Before we allow ourselves to be lifted into the blue by the angelic upsurge of adoration for those modern saints, the captains of industry, let us look at some of the cold sober facts that are always related to this sort of capitalist attainment (which is, of course, the usual, inevitable flowering of Big Business).
Concentration of capital—fewer capitalists owning more—is the integral factor. Second aspect is that of a major offensive in the perpetual war between contending capitalist interests. In this case, the war for markets between the American and British steel and tinplate industries. The Americans won a great initial advantage by their early adoption of the "strip mill ” system, whereby the whole process of production, from raw material to finished bulk product, is carried out on one site, like the introduction of a pig into one end of a machine and its emergence as neatly labelled sausages at the other. American steel and tinplates, produced more cheaply than their British competitor, bade fair to dominate the markets of the world. All the blood shed on the Western Front could not damp the ardour of the coming battle on the industrial field. To-day the hand is grasped, to-morrow the throat:, what does it matter to the industrial princes? This hungry, frustrated unemployed are unspectacular casualties. . . .

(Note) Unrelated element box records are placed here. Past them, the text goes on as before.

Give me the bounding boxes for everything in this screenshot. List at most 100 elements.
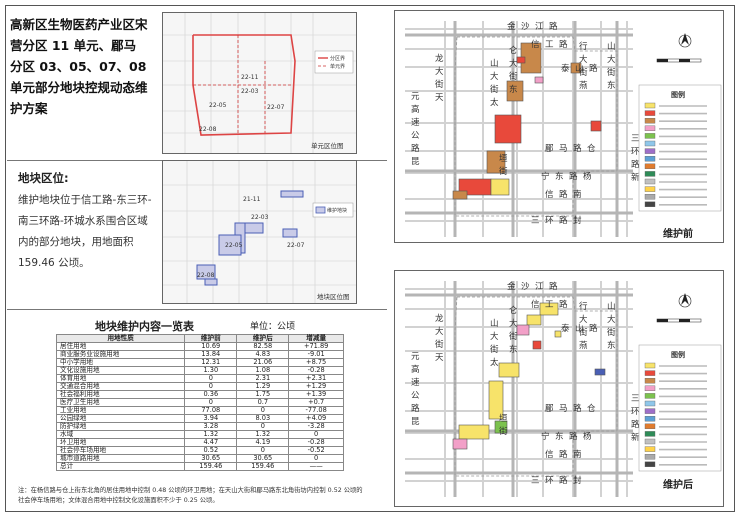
road-label: 高 (411, 364, 420, 375)
road-label: 东 (607, 80, 616, 91)
road-label: 东 (555, 171, 564, 182)
legend-swatch (644, 431, 656, 437)
road-label: 天 (435, 353, 444, 363)
unit-label: 22-07 (287, 242, 305, 249)
road-label: 东 (509, 344, 518, 355)
table-cell: 159.46 (236, 462, 290, 471)
land-parcel (570, 62, 582, 74)
road-label: 昆 (411, 417, 420, 427)
road-label: 街 (509, 331, 518, 342)
road-label: 大 (435, 66, 444, 77)
road-label: 马 (559, 404, 568, 414)
land-parcel (458, 424, 490, 440)
legend-item: 分区界 (330, 55, 345, 62)
road-label: 垣 (499, 413, 508, 424)
table-row: 中小学用地 12.31 21.06 +8.75 (55, 358, 344, 367)
compass-ring (678, 34, 692, 48)
unit-label: 22-05 (209, 102, 227, 109)
road-label: 天 (435, 93, 444, 103)
land-parcel (494, 114, 522, 144)
land-parcel (594, 368, 606, 376)
land-parcel (452, 190, 468, 200)
road-label: 大 (579, 54, 588, 65)
table-header-row: 用地性质 维护前 维护后 增减量 (55, 334, 344, 343)
road-label: 三 (631, 394, 640, 404)
legend-swatch (644, 133, 656, 139)
road-label: 山 (607, 41, 616, 52)
road-label: 公 (411, 131, 420, 141)
road-label: 龙 (435, 313, 444, 324)
table-row: 城市道路用地 30.65 30.65 0 (55, 454, 344, 463)
road-label: 燕 (579, 80, 588, 91)
road-label: 杨 (583, 171, 592, 182)
legend-swatch (644, 423, 656, 430)
road-label: 南 (573, 189, 582, 200)
land-parcel (532, 340, 542, 350)
page-frame (5, 5, 735, 512)
road-label: 三 (531, 216, 540, 226)
road-label: 东 (555, 431, 564, 442)
road-label: 路 (559, 475, 568, 486)
land-parcel (498, 362, 520, 378)
legend-swatch (644, 453, 656, 460)
unit-label: 22-07 (267, 104, 285, 111)
road-label: 速 (411, 118, 420, 128)
road-label: 行 (579, 41, 588, 52)
road-label: 路 (559, 189, 568, 200)
road-label: 路 (559, 299, 568, 310)
legend-swatch (644, 408, 656, 414)
road-label: 金 (507, 281, 516, 292)
road-label: 路 (631, 159, 640, 170)
road-label: 马 (559, 144, 568, 154)
legend-swatch (644, 400, 656, 407)
road-label: 路 (411, 403, 420, 414)
road-label: 路 (559, 39, 568, 50)
legend-swatch (644, 438, 656, 445)
legend-swatch (644, 117, 656, 124)
unit-label: 21-11 (243, 196, 261, 203)
legend-swatch (644, 362, 656, 369)
road-label: 新 (631, 432, 640, 443)
road-label: 路 (569, 171, 578, 182)
road-label: 仑 (509, 45, 518, 56)
road-label: 金 (507, 21, 516, 32)
road-label: 宁 (541, 171, 550, 182)
road-label: 路 (631, 419, 640, 430)
road-label: 大 (607, 54, 616, 65)
road-label: 街 (579, 67, 588, 78)
road-label: 环 (545, 216, 554, 226)
unit-label: 22-08 (197, 272, 215, 279)
legend-item: 单元界 (330, 63, 345, 70)
road-label: 仑 (509, 305, 518, 316)
road-label: 路 (559, 449, 568, 460)
map-after-label: 维护后 (663, 480, 693, 491)
road-label: 路 (559, 215, 568, 226)
road-label: 大 (490, 331, 499, 342)
road-label: 郿 (545, 404, 554, 414)
maintenance-table: 用地性质 维护前 维护后 增减量 居住用地 10.69 82.58 +71.89 商业服务业设… (55, 334, 344, 471)
legend-swatch (644, 393, 656, 399)
legend-swatch (644, 102, 656, 109)
road-label: 路 (411, 143, 420, 154)
road-label: 山 (575, 323, 584, 334)
road-label: 信 (545, 449, 554, 460)
road-label: 街 (509, 71, 518, 82)
road-label: 街 (490, 344, 499, 355)
road-label: 三 (631, 134, 640, 144)
map-before: 金沙江路信工路泰山路郿马路仓宁东路杨信路南三环路封龙大街天山大街太行大街燕山大街… (394, 10, 724, 243)
road-label: 环 (631, 147, 640, 157)
legend-title: 图例 (671, 350, 685, 359)
land-parcel (516, 324, 530, 336)
map-after: 金沙江路信工路泰山路郿马路仓宁东路杨信路南三环路封龙大街天山大街太行大街燕山大街… (394, 270, 724, 507)
unit-label: 22-03 (241, 88, 259, 95)
road-label: 信 (531, 299, 540, 310)
land-parcel (516, 56, 526, 64)
table-row: 防护绿地 3.28 0 -3.28 (55, 422, 344, 431)
road-label: 大 (579, 314, 588, 325)
table-row: 公园绿地 3.94 8.03 +4.09 (55, 414, 344, 423)
unit-label: 22-08 (199, 126, 217, 133)
legend-swatch (644, 163, 656, 170)
table-row: 医疗卫生用地 0 0.7 +0.7 (55, 398, 344, 407)
road-label: 街 (499, 166, 508, 177)
land-parcel (490, 178, 510, 196)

But here comes the British counter-blow: British interests, too, adopt the strip mill. A strategic victory! But before we cheer ourselves hoarse, let us look at the probable cost. It is not peculiar; it always happens on grand occasions of this sort: it has happened before, or other things like it, in our rough island story, and it will happen again. In this case, one single huge highly economical concern will be able to dominate Britain's share of a great world industry from Port Talbot. To the West, in places like the Dulais and Llwchwr districts, the older-fashioned methods will be unable to compete: unemployment will increase in those areas astronomically, and only a small number of the displaced could be absorbed in the new strip mill. There will be many slender post-war wage packets (or dole packets!) in West Glamorgan, but "these things, you know, must be in every famous victory."
Yet, goodness knows, there is enough need for things made of steel and tinned plate to keep a dozen Port Talbots and a lot more Gorseinons, Loughors, etc., working full-pelt for ever; and it could be that way, too, if only we had Socialism, and things were produced solely for use instead of as commodities to bring profits for the owner class. Under capitalism improved methods of production, such as strip mill, mean higher and safer profits for the owner class. They also threaten many workers, often whole communities, with poverty, insecurity, ruin. Under Socialism such improvements will mean a higher standard of living for the whole community.